Got it hooked up via HDMI to a 60" Mitsubishi DLP, running 1080p. It's great, he got us a starter pack of a few BR discs, modern stuff, GREAT picture.
To the point, we already own Young Guns on DVD, but walking through Wally World the other day, they had a pdq set out by electronics full of $8 BR's - older stuff, and Young Guns was in the bunch. Why not, right? I can't say it sounded, or looked any better than my plain old dvd copy (480p, right?). It didn't have the wow factor, like say Planet Earth on BR, or the copy of The Other Guys we rented on BR.

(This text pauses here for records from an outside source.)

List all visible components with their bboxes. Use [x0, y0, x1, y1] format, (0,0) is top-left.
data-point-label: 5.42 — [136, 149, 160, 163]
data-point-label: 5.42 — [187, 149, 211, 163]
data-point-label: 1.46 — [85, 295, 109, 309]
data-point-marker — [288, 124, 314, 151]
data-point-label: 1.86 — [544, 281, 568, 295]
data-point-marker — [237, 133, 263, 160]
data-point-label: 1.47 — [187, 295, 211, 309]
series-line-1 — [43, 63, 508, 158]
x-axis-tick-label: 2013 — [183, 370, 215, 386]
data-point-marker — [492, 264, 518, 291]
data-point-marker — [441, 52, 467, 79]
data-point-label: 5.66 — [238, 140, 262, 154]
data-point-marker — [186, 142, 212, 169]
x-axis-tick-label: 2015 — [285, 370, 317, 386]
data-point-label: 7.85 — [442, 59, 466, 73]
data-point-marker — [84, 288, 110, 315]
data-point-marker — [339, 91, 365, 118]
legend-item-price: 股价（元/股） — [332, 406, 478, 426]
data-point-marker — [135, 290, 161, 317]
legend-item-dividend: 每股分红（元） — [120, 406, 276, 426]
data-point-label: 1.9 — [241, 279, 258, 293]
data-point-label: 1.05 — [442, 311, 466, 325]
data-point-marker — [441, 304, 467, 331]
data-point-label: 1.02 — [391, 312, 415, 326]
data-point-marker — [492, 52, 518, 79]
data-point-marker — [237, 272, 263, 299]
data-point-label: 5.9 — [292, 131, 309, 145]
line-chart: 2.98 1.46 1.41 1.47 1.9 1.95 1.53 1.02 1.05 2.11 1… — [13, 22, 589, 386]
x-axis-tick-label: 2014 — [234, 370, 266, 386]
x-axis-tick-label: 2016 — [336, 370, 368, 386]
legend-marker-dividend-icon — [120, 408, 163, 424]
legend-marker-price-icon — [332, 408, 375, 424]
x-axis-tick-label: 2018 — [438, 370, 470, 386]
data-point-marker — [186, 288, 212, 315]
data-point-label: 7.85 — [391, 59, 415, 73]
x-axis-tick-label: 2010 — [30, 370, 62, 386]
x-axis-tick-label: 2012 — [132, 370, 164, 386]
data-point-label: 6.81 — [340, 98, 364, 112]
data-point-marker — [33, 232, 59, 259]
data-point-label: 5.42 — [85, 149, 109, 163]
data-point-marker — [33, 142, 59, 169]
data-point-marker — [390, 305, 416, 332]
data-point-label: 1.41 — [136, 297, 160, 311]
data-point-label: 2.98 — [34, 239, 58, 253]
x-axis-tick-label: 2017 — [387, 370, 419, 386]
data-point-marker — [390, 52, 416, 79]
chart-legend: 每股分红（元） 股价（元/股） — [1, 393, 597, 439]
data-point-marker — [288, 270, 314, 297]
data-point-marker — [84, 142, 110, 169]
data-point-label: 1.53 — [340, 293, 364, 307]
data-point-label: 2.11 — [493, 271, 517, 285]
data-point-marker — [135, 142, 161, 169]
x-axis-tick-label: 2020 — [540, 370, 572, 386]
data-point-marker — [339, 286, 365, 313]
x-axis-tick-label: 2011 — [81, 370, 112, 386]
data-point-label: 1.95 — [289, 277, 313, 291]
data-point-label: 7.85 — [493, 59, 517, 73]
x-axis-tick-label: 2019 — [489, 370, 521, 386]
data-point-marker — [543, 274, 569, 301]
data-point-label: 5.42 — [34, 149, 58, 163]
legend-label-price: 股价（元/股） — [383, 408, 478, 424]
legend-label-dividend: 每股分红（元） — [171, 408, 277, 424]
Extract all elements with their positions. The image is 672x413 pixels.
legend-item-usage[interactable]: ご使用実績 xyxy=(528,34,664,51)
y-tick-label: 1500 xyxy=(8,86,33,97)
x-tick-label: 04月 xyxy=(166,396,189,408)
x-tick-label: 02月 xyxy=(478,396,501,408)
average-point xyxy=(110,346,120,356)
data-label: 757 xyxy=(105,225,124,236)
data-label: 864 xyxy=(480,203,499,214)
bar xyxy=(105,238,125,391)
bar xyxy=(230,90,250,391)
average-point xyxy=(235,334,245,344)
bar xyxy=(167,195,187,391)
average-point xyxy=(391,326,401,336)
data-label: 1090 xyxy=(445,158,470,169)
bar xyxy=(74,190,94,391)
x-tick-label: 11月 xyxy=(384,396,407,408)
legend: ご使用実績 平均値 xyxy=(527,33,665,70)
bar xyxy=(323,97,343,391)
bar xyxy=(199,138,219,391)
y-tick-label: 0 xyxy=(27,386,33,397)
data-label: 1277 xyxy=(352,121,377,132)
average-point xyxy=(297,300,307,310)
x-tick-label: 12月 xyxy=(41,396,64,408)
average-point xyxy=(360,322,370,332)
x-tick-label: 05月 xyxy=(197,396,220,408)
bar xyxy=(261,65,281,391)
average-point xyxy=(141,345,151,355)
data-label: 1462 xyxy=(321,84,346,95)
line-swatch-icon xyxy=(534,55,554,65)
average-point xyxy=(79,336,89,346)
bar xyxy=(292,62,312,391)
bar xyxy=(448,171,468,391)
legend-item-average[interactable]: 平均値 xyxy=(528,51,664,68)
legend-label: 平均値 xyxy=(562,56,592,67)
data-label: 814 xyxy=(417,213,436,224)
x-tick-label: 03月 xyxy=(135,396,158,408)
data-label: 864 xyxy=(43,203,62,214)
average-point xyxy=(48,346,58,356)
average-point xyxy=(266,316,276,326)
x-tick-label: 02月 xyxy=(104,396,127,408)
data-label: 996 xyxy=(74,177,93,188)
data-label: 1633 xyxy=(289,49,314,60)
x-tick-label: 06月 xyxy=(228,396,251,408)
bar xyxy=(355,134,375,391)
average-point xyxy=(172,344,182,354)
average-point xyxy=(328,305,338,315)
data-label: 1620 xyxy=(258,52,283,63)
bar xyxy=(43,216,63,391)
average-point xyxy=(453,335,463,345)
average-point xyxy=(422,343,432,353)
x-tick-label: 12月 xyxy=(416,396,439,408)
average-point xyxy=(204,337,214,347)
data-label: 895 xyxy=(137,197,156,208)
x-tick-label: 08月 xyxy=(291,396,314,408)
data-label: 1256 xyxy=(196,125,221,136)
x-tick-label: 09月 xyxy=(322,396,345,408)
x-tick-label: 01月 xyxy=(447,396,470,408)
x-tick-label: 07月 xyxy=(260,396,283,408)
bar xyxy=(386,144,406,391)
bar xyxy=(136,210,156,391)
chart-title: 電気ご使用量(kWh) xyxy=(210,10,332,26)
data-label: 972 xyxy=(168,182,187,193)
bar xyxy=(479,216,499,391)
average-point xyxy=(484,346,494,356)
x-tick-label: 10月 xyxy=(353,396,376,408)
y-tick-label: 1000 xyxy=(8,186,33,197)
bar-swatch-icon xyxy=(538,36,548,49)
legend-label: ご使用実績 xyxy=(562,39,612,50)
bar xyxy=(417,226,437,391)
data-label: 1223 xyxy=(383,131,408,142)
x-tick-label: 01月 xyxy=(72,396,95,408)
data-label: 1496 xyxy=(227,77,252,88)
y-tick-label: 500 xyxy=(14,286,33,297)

Is it the era the movie was orginally made (mastered?) in? I'm actually glad - I don't feel the need to re-buy anything - but it has left me a little confused as to why Young Guns was put on BR, if it's not substantially (or at least noticeably) better. Why bother?
I know this could be an isolated occurence, but is there some sort of mastering on the box I should look for, or something I'm missing, like the AAA, AAD, ADD, and DDD you can find on cd's?